House debates
Thursday, 28 August 2025
Adjournment
Economy
4:50 pm
Henry Pike (Bowman, Liberal National Party) Share this | Link to this | Hansard source
I spend a lot of time talking with small businesses across my electorate in the Redlands. They're the family-run firms, the tradies, the shopfronts and the service providers who put their own money and their own time on the line. I'll tell you what they're telling me—that it's getting harder, not easier, to make ends meet. They tell me about the risks of putting on new staff. They want to grow, they want to invest, but the barriers are stacked against them. Costs keep rising, red tape keeps piling up and the confidence that drives investment has been sapped. We have a productivity crisis in this country. Both sides of the parliament will agree on that. The heartbreaking thing is that, when I talk to local businesses about how they can grow their production, how they can employ more people, their response is far too often to say, 'Unfortunately, it's just become too hard.'
Last week, we saw three days of talk right here in Canberra. Sadly, there have been no outcomes from the government's productivity summit that offer a shred of relief for families or businesses—nothing to reverse Australia's nosedive in productivity growth and the biggest fall in living standards in the developed world. Instead, we saw big unions opening the door to higher taxes—taxes on superannuation, savings, housing and the family business. This is the same old agenda that we see from the other side of this place, unfortunately. We've seen the government outlays blowing out from 24 to 27 per cent of GDP, debt is climbing to $1.2 trillion and the Treasurer's only answer is more taxes.

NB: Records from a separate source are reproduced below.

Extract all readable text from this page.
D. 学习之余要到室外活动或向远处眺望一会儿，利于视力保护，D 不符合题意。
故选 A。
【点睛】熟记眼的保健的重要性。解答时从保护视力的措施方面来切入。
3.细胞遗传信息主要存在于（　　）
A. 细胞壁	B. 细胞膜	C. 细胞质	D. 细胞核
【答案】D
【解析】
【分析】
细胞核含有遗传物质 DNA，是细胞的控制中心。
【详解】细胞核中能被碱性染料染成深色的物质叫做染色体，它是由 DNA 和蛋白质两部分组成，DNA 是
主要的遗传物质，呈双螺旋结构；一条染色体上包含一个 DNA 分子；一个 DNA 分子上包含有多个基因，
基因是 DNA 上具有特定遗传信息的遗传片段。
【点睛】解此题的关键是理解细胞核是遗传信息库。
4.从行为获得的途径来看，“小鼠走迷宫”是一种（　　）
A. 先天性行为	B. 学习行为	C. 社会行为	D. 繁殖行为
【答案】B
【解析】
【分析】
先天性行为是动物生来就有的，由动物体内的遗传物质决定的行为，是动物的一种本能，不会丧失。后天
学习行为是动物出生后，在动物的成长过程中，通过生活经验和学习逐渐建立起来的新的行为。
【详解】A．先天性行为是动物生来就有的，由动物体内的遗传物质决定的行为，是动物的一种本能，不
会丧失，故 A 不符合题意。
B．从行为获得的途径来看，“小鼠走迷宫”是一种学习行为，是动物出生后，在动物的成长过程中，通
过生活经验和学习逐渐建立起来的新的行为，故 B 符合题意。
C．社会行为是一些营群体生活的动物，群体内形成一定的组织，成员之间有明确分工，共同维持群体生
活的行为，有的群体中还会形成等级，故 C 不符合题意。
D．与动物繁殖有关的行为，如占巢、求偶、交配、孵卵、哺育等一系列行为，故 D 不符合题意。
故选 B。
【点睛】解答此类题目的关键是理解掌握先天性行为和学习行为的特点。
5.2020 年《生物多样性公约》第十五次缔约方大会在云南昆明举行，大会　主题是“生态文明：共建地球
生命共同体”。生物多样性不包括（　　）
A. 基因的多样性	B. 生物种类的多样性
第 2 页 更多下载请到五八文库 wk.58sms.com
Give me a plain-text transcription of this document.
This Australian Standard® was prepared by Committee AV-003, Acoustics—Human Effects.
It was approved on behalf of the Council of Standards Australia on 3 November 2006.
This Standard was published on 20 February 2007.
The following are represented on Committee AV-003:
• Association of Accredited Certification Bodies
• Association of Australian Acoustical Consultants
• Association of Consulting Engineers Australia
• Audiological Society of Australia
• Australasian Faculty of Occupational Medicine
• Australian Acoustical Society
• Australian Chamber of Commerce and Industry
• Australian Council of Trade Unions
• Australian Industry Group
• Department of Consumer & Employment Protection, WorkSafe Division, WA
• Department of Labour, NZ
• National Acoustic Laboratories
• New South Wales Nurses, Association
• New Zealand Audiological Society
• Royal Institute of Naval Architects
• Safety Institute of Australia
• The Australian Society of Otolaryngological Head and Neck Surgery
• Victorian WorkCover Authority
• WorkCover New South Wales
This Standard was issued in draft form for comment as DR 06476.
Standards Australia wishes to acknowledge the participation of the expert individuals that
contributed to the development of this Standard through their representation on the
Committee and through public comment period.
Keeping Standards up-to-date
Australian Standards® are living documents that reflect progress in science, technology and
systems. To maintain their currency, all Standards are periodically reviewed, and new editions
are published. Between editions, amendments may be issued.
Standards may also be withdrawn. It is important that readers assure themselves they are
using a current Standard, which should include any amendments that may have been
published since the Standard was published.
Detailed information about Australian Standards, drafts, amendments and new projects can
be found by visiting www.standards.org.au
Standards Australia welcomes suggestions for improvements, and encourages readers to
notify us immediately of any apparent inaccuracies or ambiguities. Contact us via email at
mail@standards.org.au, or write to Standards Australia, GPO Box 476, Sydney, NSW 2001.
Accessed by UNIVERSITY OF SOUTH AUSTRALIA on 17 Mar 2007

Business groups are warning that this approach will drive down investment and productivity, and that's of course the exact opposite of what's needed. Unfortunately, productivity is in freefall in Australia. Australia's competitiveness ranking has slid from 13th to 18th in just two years. We've seen annual growth running at 1.3 per cent, less than half the long-term average, and Australia has fallen from 20th to 60th in the world for growth per person. Of course, that measure is critically important when you're boiling these stats down to what they mean to Australian households.
I recently surveyed businesses across the Redlands to get a true picture of how things are going on the ground. The results should ring alarm bells for every member of this House. Ninety-six per cent of businesses in my electorate expect their operating to costs to rise over the next year; more than half the local businesses believe the economy will shrink this financial year; price pressures are identified as the single biggest handbrake on growth; and only 11 per cent of businesses in the Redlands believe federal policy is helping to drive jobs or investment. These aren't just statistics; I believe they're warning signs. They are the lived experience of employers who are the backbone of the economy in my community.
Labor's answer to all this is just another summit—another roundtable, another talkfest. Sadly, this latest effort mirrored last term's Jobs and Skills Summit and Kevin Rudd's 2020 summit: heavy on hype and light on delivery. Rather than more talk, local employers are telling me they want more action. They are proposing practical reforms. Some of the ideas that I've heard from local businesses include bringing back full expensing so businesses can instantly deduct capital investment; cutting unnecessary regulation, especially for small firms; simplifying awards and workplace laws so enterprise bargaining is actually flexible; backing business investment with a competitive tax system; and ending this government's habit of picking winners and handouts for favoured sectors.
Productivity doesn't come from a minister's press release; it comes from the ground up. It comes from the hundreds of local businesses in the Redlands who back themselves every day and who create jobs for our community. They deserve a government that gets out of their way and gets off their back.
And here is the truth. If we want to turn around our nation's productivity, if we want to restore living standards, if we want our children to inherit a country that is stronger, wealthier and more secure, then we need to back small business—not with talk, not with summits, but with real reform, because, when small businesses succeed, Australia succeeds. When local employers thrive, families thrive. And when we've put our trust in the enterprise and the hard work of our small-business people, this sector of the economy has never let us down.
Napoleon once sneered at the English that they were a nation of shopkeepers. He meant it as an insult. But history proved it to be a compliment—a nation built on enterprise.
In Australia, that inherited tradition of small business runs deep. Menzies of course reminded us of the great middle class—the men and women who run the corner stores, the workshops and the farms. John Howard often spoke about small business being the backbone of the economy, and he was right. These businesses aren't just numbers in the accounts; they're families; they're livelihoods; they're the spirit of self-reliance and independence that has always defined this country. Supporting small business is the path to higher wages, to stronger growth and to restoring the great promise of Australia.